A speech segment database creation method for creating a speech segment database from speech waveform data to which a phoneme label is assigned for each phoneme section length,
The speech waveform data is input, and the second half of the preceding phoneme section and the first half of the subsequent phoneme section of any two adjacent phoneme sections are connected to form a diphone section, and the phonemes of the preceding phoneme section are connected. A phoneme-to-diphone section conversion step of connecting the label and the phoneme label of the subsequent phoneme section to form a diphone label, and associating and outputting the diphone section and the diphone label;
The speech waveform data, the diphone label, and the diphone section are input, and the speech waveform data is converted into speech parameters for each diphone section and for each fixed frame length, and a speech parameter column for each diphone section is converted to speech.

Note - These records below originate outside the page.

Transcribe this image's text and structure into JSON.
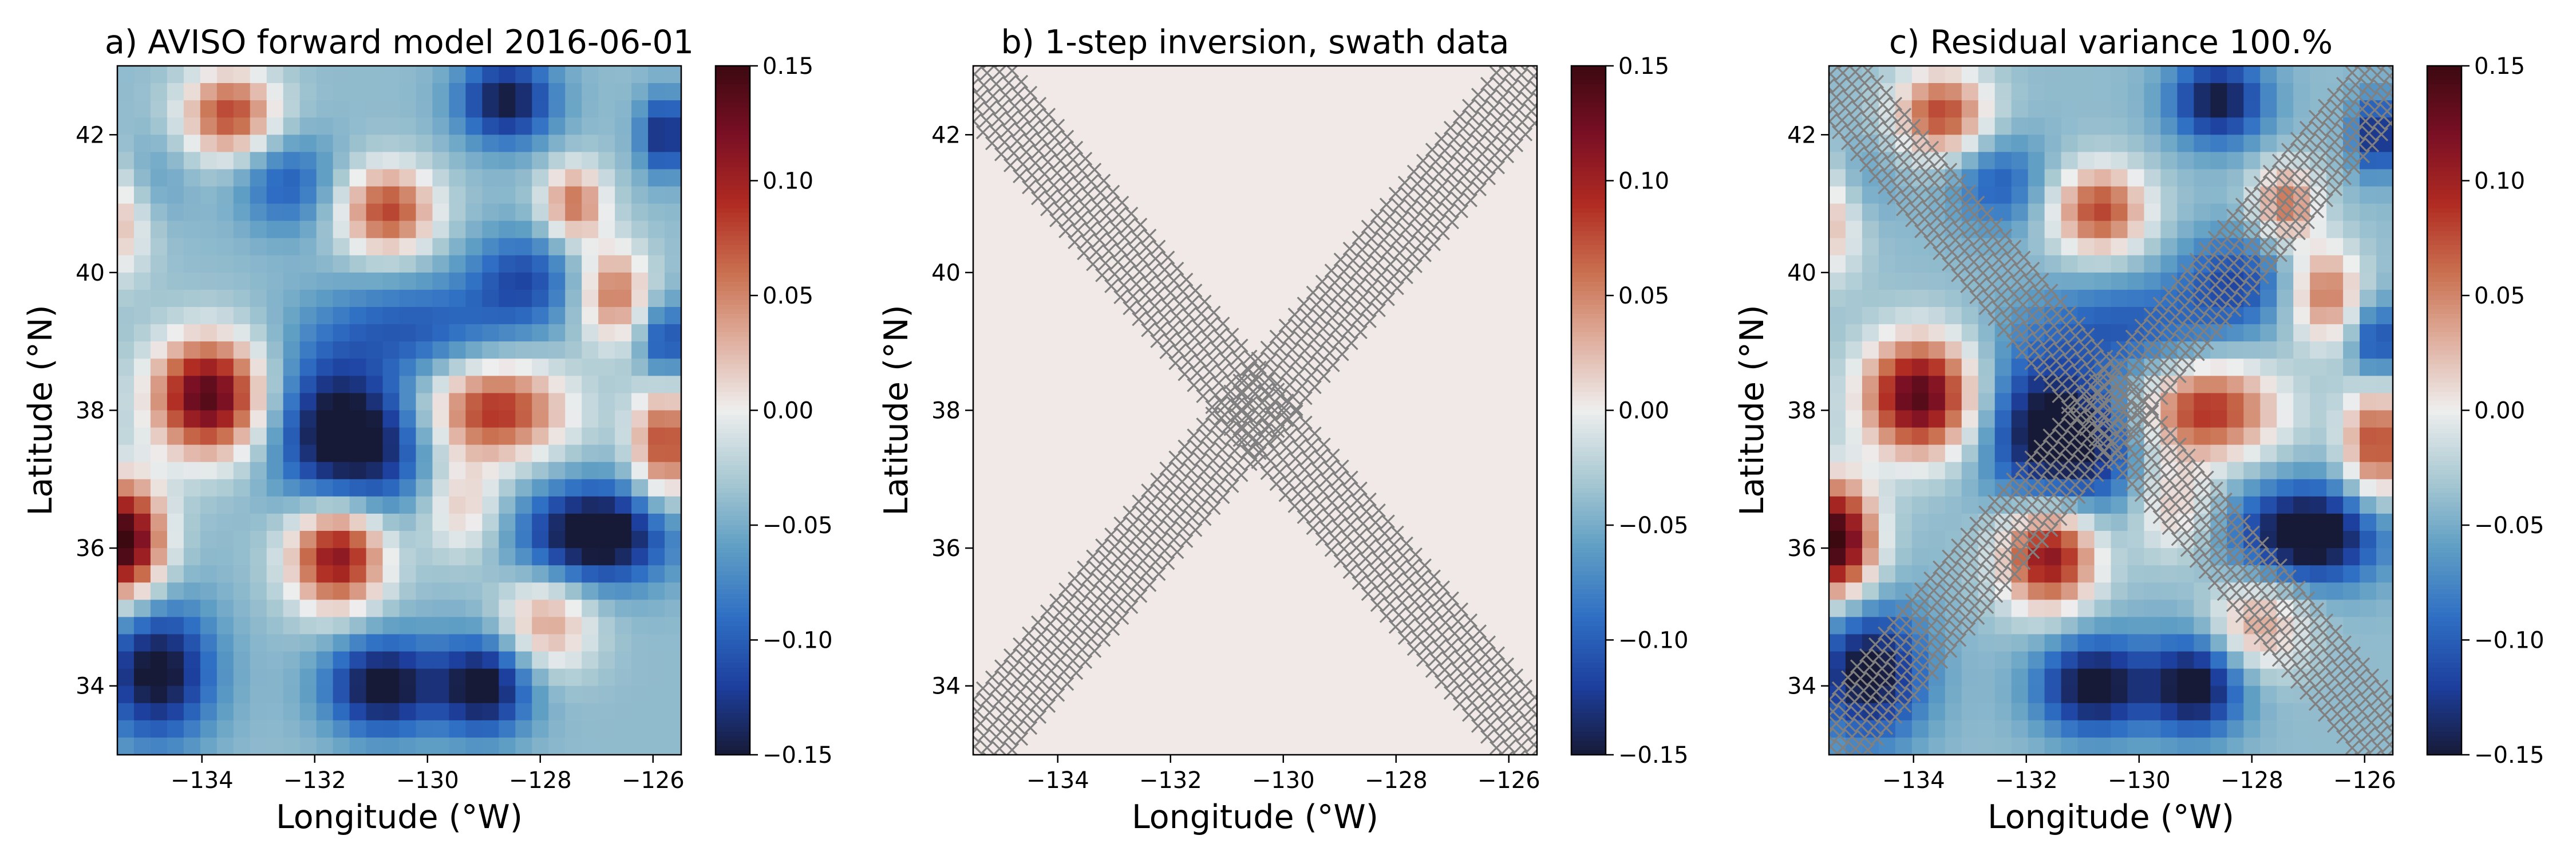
{
  "figure": {
    "colormap": {
      "name": "balance",
      "stops": [
        "#171a37",
        "#1d3f9e",
        "#2f6fc4",
        "#5f9ec4",
        "#a9c9d2",
        "#eeeeee",
        "#e0b0a0",
        "#c9704f",
        "#b02b22",
        "#7a0f24",
        "#3c0911"
      ],
      "vmin": -0.15,
      "vmax": 0.15
    },
    "panels": [
      {
        "title": "a) AVISO forward model 2016-06-01",
        "xlabel": "Longitude (°W)",
        "ylabel": "Latitude (°N)",
        "show_field": true,
        "show_swath": false
      },
      {
        "title": "b) 1-step inversion, swath data",
        "xlabel": "Longitude (°W)",
        "ylabel": "Latitude (°N)",
        "show_field": false,
        "show_swath": true
      },
      {
        "title": "c) Residual variance 100.%",
        "xlabel": "Longitude (°W)",
        "ylabel": "Latitude (°N)",
        "show_field": true,
        "show_swath": true
      }
    ]
  },
  "chart_data": {
    "type": "heatmap",
    "xlim": [
      -135.5,
      -125.5
    ],
    "ylim": [
      33,
      43
    ],
    "xticks": [
      -134,
      -132,
      -130,
      -128,
      -126
    ],
    "xtick_labels": [
      "−134",
      "−132",
      "−130",
      "−128",
      "−126"
    ],
    "yticks": [
      34,
      36,
      38,
      40,
      42
    ],
    "ytick_labels": [
      "34",
      "36",
      "38",
      "40",
      "42"
    ],
    "colorbar_ticks": [
      -0.15,
      -0.1,
      -0.05,
      0.0,
      0.05,
      0.1,
      0.15
    ],
    "colorbar_tick_labels": [
      "−0.15",
      "−0.10",
      "−0.05",
      "0.00",
      "0.05",
      "0.10",
      "0.15"
    ],
    "field_background": -0.04,
    "field_features": [
      {
        "lon": -133.5,
        "lat": 42.3,
        "amp": 0.12,
        "sx": 0.6,
        "sy": 0.45
      },
      {
        "lon": -130.7,
        "lat": 40.9,
        "amp": 0.12,
        "sx": 0.6,
        "sy": 0.45
      },
      {
        "lon": -128.8,
        "lat": 38.0,
        "amp": 0.13,
        "sx": 0.9,
        "sy": 0.5
      },
      {
        "lon": -133.9,
        "lat": 38.2,
        "amp": 0.18,
        "sx": 0.7,
        "sy": 0.6
      },
      {
        "lon": -135.4,
        "lat": 36.1,
        "amp": 0.2,
        "sx": 0.5,
        "sy": 0.6
      },
      {
        "lon": -131.6,
        "lat": 35.9,
        "amp": 0.16,
        "sx": 0.6,
        "sy": 0.55
      },
      {
        "lon": -127.9,
        "lat": 34.9,
        "amp": 0.08,
        "sx": 0.6,
        "sy": 0.5
      },
      {
        "lon": -126.7,
        "lat": 39.7,
        "amp": 0.1,
        "sx": 0.45,
        "sy": 0.5
      },
      {
        "lon": -135.6,
        "lat": 40.8,
        "amp": 0.08,
        "sx": 0.5,
        "sy": 0.6
      },
      {
        "lon": -125.8,
        "lat": 37.5,
        "amp": 0.12,
        "sx": 0.4,
        "sy": 0.6
      },
      {
        "lon": -127.4,
        "lat": 41.0,
        "amp": 0.1,
        "sx": 0.4,
        "sy": 0.4
      },
      {
        "lon": -129.4,
        "lat": 36.6,
        "amp": 0.06,
        "sx": 0.5,
        "sy": 0.5
      },
      {
        "lon": -128.6,
        "lat": 42.5,
        "amp": -0.11,
        "sx": 0.6,
        "sy": 0.45
      },
      {
        "lon": -130.8,
        "lat": 37.5,
        "amp": -0.08,
        "sx": 0.7,
        "sy": 0.7
      },
      {
        "lon": -131.8,
        "lat": 37.7,
        "amp": -0.1,
        "sx": 0.7,
        "sy": 0.8
      },
      {
        "lon": -127.0,
        "lat": 36.2,
        "amp": -0.14,
        "sx": 0.9,
        "sy": 0.5
      },
      {
        "lon": -134.8,
        "lat": 34.2,
        "amp": -0.12,
        "sx": 0.7,
        "sy": 0.7
      },
      {
        "lon": -130.8,
        "lat": 34.0,
        "amp": -0.12,
        "sx": 0.7,
        "sy": 0.5
      },
      {
        "lon": -129.0,
        "lat": 34.0,
        "amp": -0.12,
        "sx": 0.6,
        "sy": 0.5
      },
      {
        "lon": -132.5,
        "lat": 41.3,
        "amp": -0.06,
        "sx": 0.6,
        "sy": 0.5
      },
      {
        "lon": -128.3,
        "lat": 39.9,
        "amp": -0.07,
        "sx": 0.7,
        "sy": 0.5
      },
      {
        "lon": -130.2,
        "lat": 39.2,
        "amp": -0.06,
        "sx": 1.2,
        "sy": 0.5
      },
      {
        "lon": -135.0,
        "lat": 41.3,
        "amp": -0.03,
        "sx": 0.5,
        "sy": 0.5
      },
      {
        "lon": -125.8,
        "lat": 42.0,
        "amp": -0.1,
        "sx": 0.3,
        "sy": 0.4
      },
      {
        "lon": -125.8,
        "lat": 39.0,
        "amp": -0.08,
        "sx": 0.3,
        "sy": 0.4
      }
    ],
    "swaths": [
      {
        "lon_start": -135.8,
        "lat_start": 43.2,
        "lon_end": -125.2,
        "lat_end": 32.8
      },
      {
        "lon_start": -135.8,
        "lat_start": 32.8,
        "lon_end": -125.2,
        "lat_end": 43.2
      }
    ],
    "swath_marker": "x",
    "swath_color": "#808080",
    "empty_field_color": "#f0e9e7"
  }
}
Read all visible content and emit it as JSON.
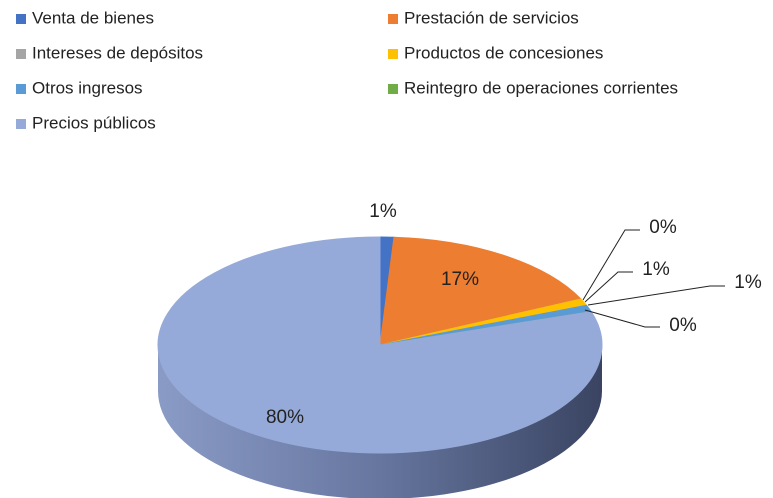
{
  "chart_data": {
    "type": "pie",
    "three_d": true,
    "categories": [
      "Venta de bienes",
      "Prestación de servicios",
      "Intereses de depósitos",
      "Productos de concesiones",
      "Otros ingresos",
      "Reintegro de operaciones corrientes",
      "Precios públicos"
    ],
    "values": [
      1,
      17,
      0,
      1,
      1,
      0,
      80
    ],
    "value_labels": [
      "1%",
      "17%",
      "0%",
      "1%",
      "1%",
      "0%",
      "80%"
    ],
    "colors": [
      "#4472c4",
      "#ed7d31",
      "#a5a5a5",
      "#ffc000",
      "#5b9bd5",
      "#70ad47",
      "#96aad9"
    ],
    "legend": "top"
  }
}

A voice parameter series conversion step for outputting the voice parameter series in association with the diphone section as a parameter series;
The voice parameter series, the diphone label, and the diphone section are input, and for each diphone section, one or more voice parameters are selected from the voice parameter series associated with the diphone section as a representative pattern, A speech model generation step of generating a speech model composed of a representative pattern, and outputting a corresponding diphone label associated with the diphone section and the speech model;
Missing output of the diphone label and the defined diphone label list as input, and the diphone label that is present in the defined diphone label list but not entered as the diphone label is output as a missing diphone label A diphone label output step;
The voice model and the diphone label are input, the voice model is divided into a first half and a second half to make both half phones, and the first half of the diphone label associated with the divided voice model is a half phone. The phone label is output in association with the half phone consisting of the first half of the divided voice model, and the second half of the diphone label associated with the divided voice model is used as the half phone label. A half phone generation step of outputting in association with a half phone comprising the second half of the voice model;
The half phone that has the half phone, the half phone label, and the missing diphone label as inputs and is associated with a half phone label that is the same as or similar to the front half of any missing diphone label, and the missing diphone An alternative speech model generation step of connecting a half phone corresponding to the same or similar half phone label to the latter half of the label and outputting as an alternative speech model;
A speech unit database creation method comprising:

An alternative speech model creation method for creating an alternative speech segment database from a speech model assigned a diphone label,
Missing output of the diphone label and the defined diphone label list as input, and the diphone label that is present in the defined diphone label list but not entered as the diphone label is output as a missing diphone label A diphone label output step;
The voice model and the diphone label are input, the voice model is divided into a first half and a second half to make both half phones, and the first half of the diphone label associated with the divided voice model is a half phone. The phone label is output in association with the half phone consisting of the first half of the divided voice model, and the second half of the diphone label associated with the divided voice model is used as the half phone label. A half phone generation step of outputting in association with a half phone comprising the second half of the voice model;
The half phone that has the half phone, the half phone label, and the missing diphone label as inputs and is associated with a half phone label that is the same as or similar to the front half of any missing diphone label, and the missing diphone An alternative speech model generation step of connecting a half phone corresponding to the same or similar half phone label to the latter half of the label and outputting as an alternative speech model;
An alternative speech model creation method comprising:

The program for functioning a computer as an apparatus in any one of Claims 1-6.